The Evening Tribune September, 1891
A Relic of Perry.
An important relic of the war of 1812 has just been unearthed at Ferrysburg. It is the lower portion of the sloop Porcupine, one of the nine small vessels built by Commodore Perry on Lake Erie, and with which he achieved his great victory over the British squadron, known in American history as Perry’s victory. Perry’s nine vessels consisted of the Lawrence, his flag ship of 20 guns; the Caledonian, three guns; Schooner Ariel; four and two swivels; the sloops Trip, Tigress and Porcupine, one gun each.
The Porcupine was taken to Detroit, where, in 1830, her upper decks were rebuilt and her name changed to Caroline. Eventually she was brought to Grand Haven and sailed by Capt. Harry Miller. In the early fifties she was set adrift in the Grand River near the mouth. The current carried her out into Lake Michigan, but a west wind blew her back after a day or two and she was refitted and sailed a season or two. Finally, about the year 1855, she was allowed to sink head on at Ferrysburg in front of where Johnston’s boiler works now stand, and where at present a portion of the timbers may be seen. Her remains will be taken from the water and properly cared for.—Grand Haven Correspondent, Grand Rapids Democrat.
H. Bloecker & Co., will soon have ready for shipment two engines for their southern trade which has been steadily increasing of late, they go to Morgan City, Indiana, and Abeyville, L. The engine built by them for the fish tug just completed at Robinson’s ship yard will be tested Monday.

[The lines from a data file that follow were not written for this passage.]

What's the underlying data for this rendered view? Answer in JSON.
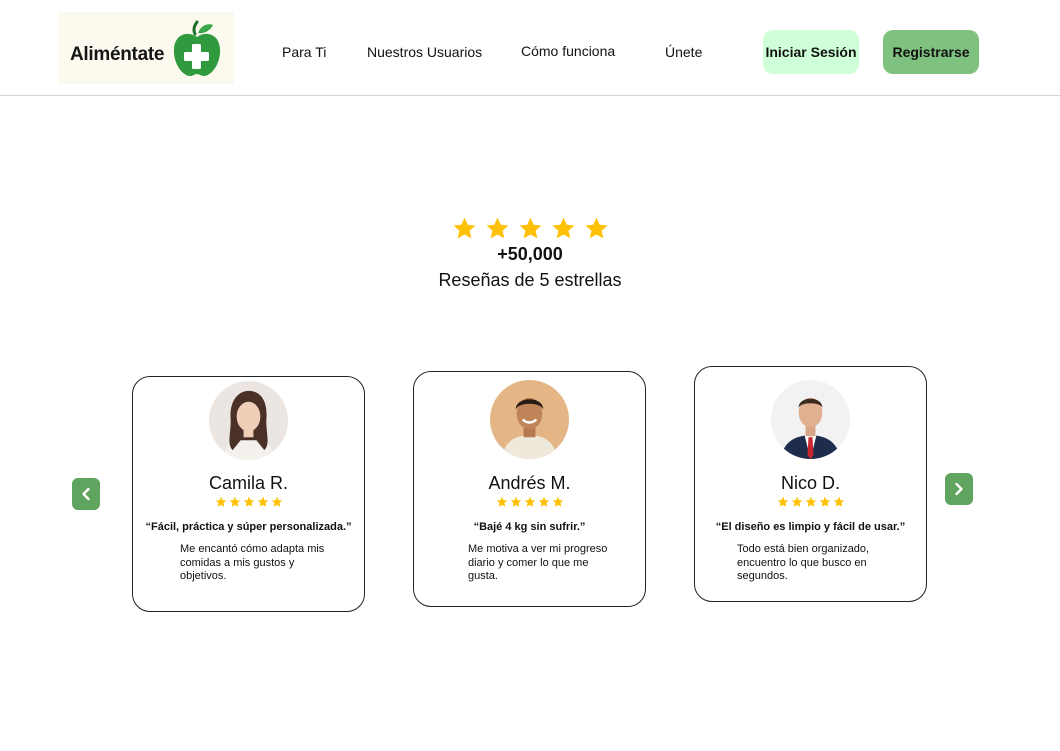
{
  "brand": {
    "name": "Aliméntate"
  },
  "nav": {
    "items": [
      {
        "label": "Para Ti"
      },
      {
        "label": "Nuestros Usuarios"
      },
      {
        "label": "Cómo funciona"
      },
      {
        "label": "Únete"
      }
    ],
    "login_label": "Iniciar Sesión",
    "register_label": "Registrarse"
  },
  "rating": {
    "stars": 5,
    "count": "+50,000",
    "subtitle": "Reseñas de 5 estrellas"
  },
  "testimonials": [
    {
      "name": "Camila R.",
      "stars": 5,
      "quote": "“Fácil, práctica y súper personalizada.”",
      "text": "Me encantó cómo adapta mis comidas a mis gustos y objetivos."
    },
    {
      "name": "Andrés M.",
      "stars": 5,
      "quote": "“Bajé 4 kg sin sufrir.”",
      "text": "Me motiva a ver mi progreso diario y comer lo que me gusta."
    },
    {
      "name": "Nico D.",
      "stars": 5,
      "quote": "“El diseño es limpio y fácil de usar.”",
      "text": "Todo está bien organizado, encuentro lo que busco en segundos."
    }
  ],
  "colors": {
    "star": "#ffc107",
    "login_bg": "#cfffd6",
    "register_bg": "#7fc17e",
    "arrow_bg": "#5fa55f",
    "apple_green": "#2f9a3e"
  },
  "icons": {
    "logo": "apple-plus-icon",
    "prev": "chevron-left-icon",
    "next": "chevron-right-icon",
    "star": "star-icon"
  }
}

Steam barge Alliminger went out with a load of pig iron this morning for Milwaukee.
The schooner Hunter Savidge of Chicago arrived in port this morning.
The steward of the Atlanta made such a good job with his breakfast yesterday morning, that by the time he reached the dock he saw her form fading away in the distance. He quickly behied himself to the C. & W. M. depot and came out first best in the race to the "Sawdust City."
The steamer Joe was taken off the Holland and Ottawa Beach route yesterday, and cleaned boiler at the water works yesterday. The tugs Frank Edwards, Emma Bloecker and Chas. Auger also cleaned boilers yesterday and today.
The barge E. O. Parks came in last night towing the schooner City of Grand Rapids. She laid here about an hour and then went out again.
The steamer Atlanta was detained at Chicago until 2 o’clock a. m. Sunday, caused by a breakage in some of the machinery being repaired.
A heavy sea caused the Lizzie Walsh, of Holland, Capt. Arie Woltman, with a cargo of fruit for Manistee, to run into our harbor early this morning where she has remained all day.
The government supply boat Hancock is in port today.
Michael Welsh, brother of John Welsh of this city, and well known here, was drown while in an epileptic fit in Muskegon early Wednesday morning. Mr. Welsh was engineer of "Col. Ferry" of Muskegon, and has been engineer on the lakes for the past twenty years.
Duncan Robertson & Co. have just finished building for Daniel Garlick one of the finest fishing smacks on the lake. Her dimensions are: length 28 ft., width 8 feet 2 inch, keel 24 feet, and 5 ft. depth of hold. Capacity 25 tons. Mr. Garlick, while in Chicago, purchased a fishing outfit costing $1,000.
A notable and very important addition to lake navigation, another season will be a daily C. & W. M. line of passenger and freight boats from this city to Chicago and probably to Milwaukee. This new project is an important one to our city, and is occasioned y the unavailability oh Holland as a harbor, it is on this account, being impossible to resume the line from that city another year with profit.
The tug Meister cleaned boilers this afternoon.
The tug Sill brought in a scow last night to be loaded with gravel, the Stickney taking her up the river to the gravel beds. The Sill also brought a scow load of gravel to Muskegon.
The Philetus Sawyer is unloading stones at the north pier.
The Atlanta did not attempt to go to Muskegon this morning on account of heavy seas.